Adrian Morejon-elbow surgery this week
Dinelson Lamet-elbow-strained forearm-after 8-months rehab
Chris Paddack-elbow surgery in the minors
Mike Clevinger-elbow surgery in November-second operation
Luis Perdomo-elbow surgery last year then left as free agent
Javy Guerra-elbow surgery being converted from shortstop
Michael Baez-elbow surgery in spring
Kirby Yates-bone chip elbow surgery before leaving as free agent
Jacob Nix-elbow surgery and missing last year with alcohol issues
Jose Castillo-elbow surgery-shoulder issues-fractured finger surgery
Anderson Espinoza-two elbow surgeries in minor leagues
Trey Wingenter-elbow surgery-yet recover
Pedro Avila-shoulder surgery-released
Robbie Erlin-forearm surgery-left as free agent
Matt Strahm-two knee surgeries-currently rehabbing

Is it bad luck or a bad baseball philosophy, wanting everyone to throw 100mph at the top of the mountain.
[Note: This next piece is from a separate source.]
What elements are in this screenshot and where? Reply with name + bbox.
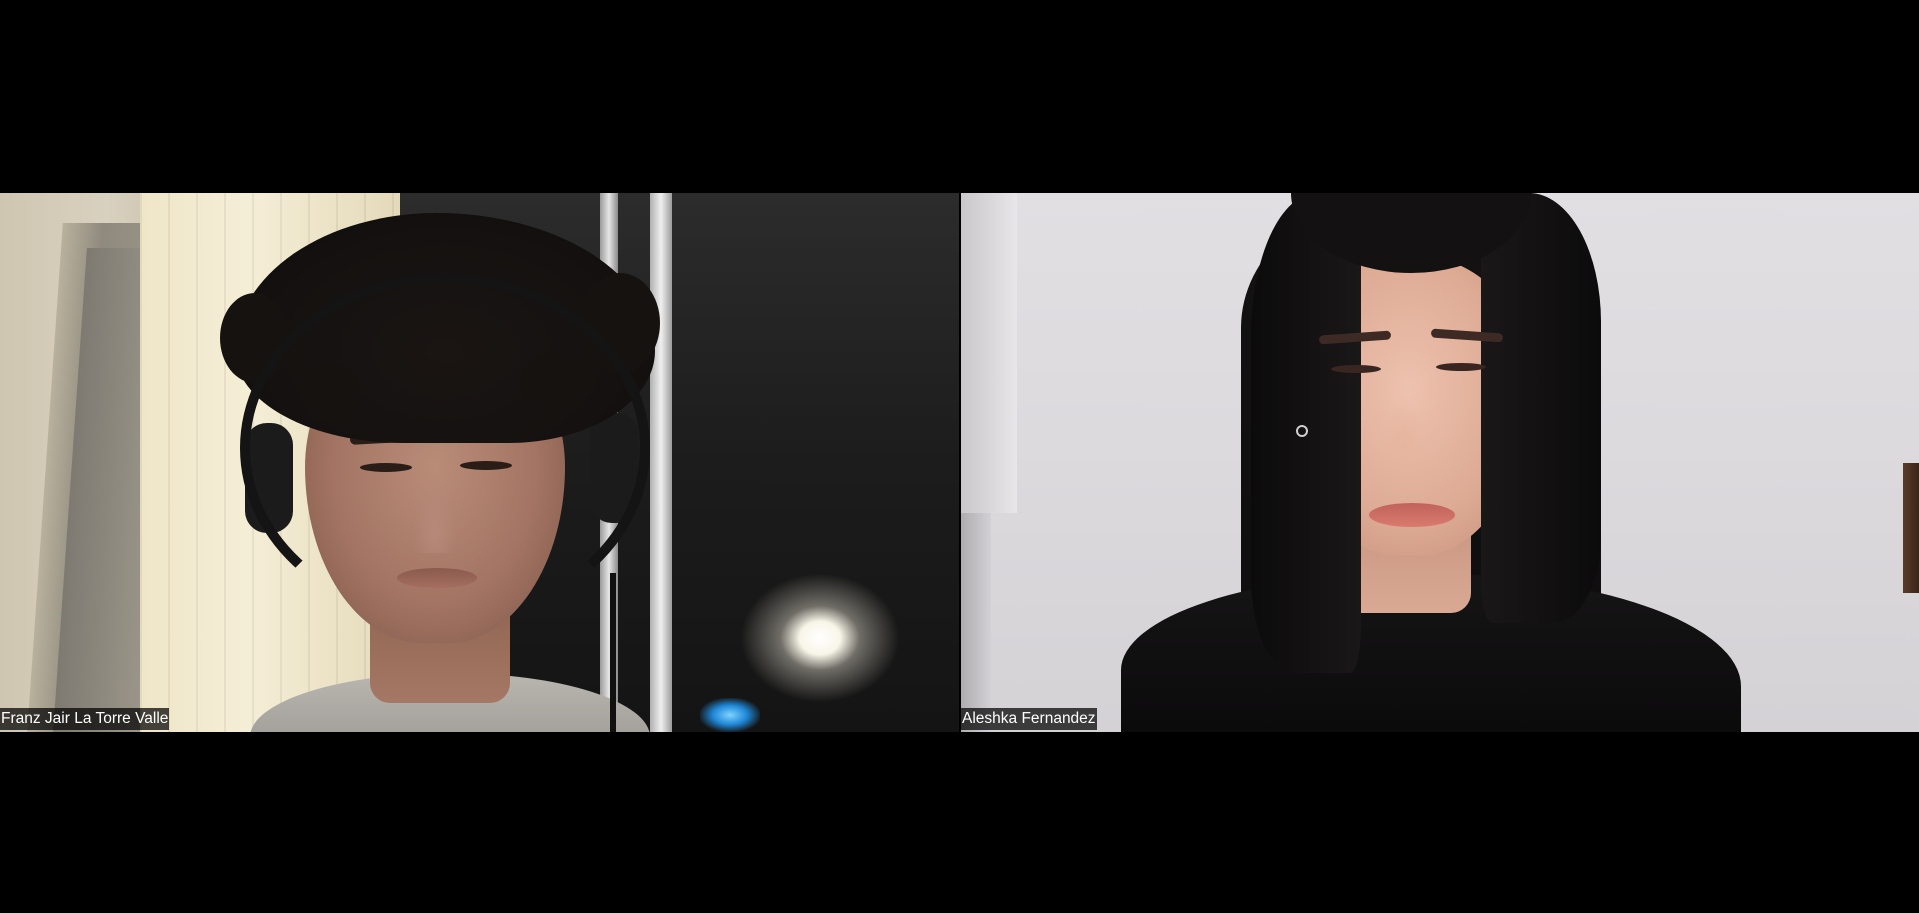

They want everyone to have wicked stuff, sliders, two and four seam fastballs, cutters, spin rate metrics and more.

Is anyone taking into consideration the stress on the arms and the toll taken on what you need to be your strength, pitching.

The Padres entered spring training loaded with pitching candidates.  The numbers have been thinned down.

Do you realize, aside from veteran Joe Musgrove and the young rookie Ryan Weathers, every other starter in that rotation, Yu Darvish, Blake Snell, Chris Paddack has had elbow surgery in their career already.

Now there’s not much left to choose from aside from promising 1st round draft pick Mackenzie Gore, who is not ready to pitch at the major league level.

Praise from every corner of baseball directed towards GM-AJ Preller for his free agent spending sprees and his trades.

Wonder if they wish they hadn’t traded away Joey Luchessi-Cal Quantrill or Eric Lauer?.

But now someone needs to look more closely at what Padres pitching has become, flame-throwers, flaming out, burned out by all these elbow injuries and season ending surgeries.

As the Padres get ready to play this four game series at Dodgers Stadium, I see their pitching staff, Kershaw-Beuhler-Urias-May-Bauer and I don’t see any elbow surgeries there.  And this from a franchise that let stars Kenta Maeda-Hyun Jin-Ryu and Rich Hill leave as free agents, and none of them were damaged arms either.

The Dodgers Way seems to be the right way.
The Padres Program seems to have some shortcomings to it.

Somebody needs to evaluate the Padres pitching philosophies.
AJ Preller needs to be held up to the light about what they teach.

A Blame Game for the Pitching Game problems.  There are plenty of Padres to look at, they are all on the disabled list-rehabbing.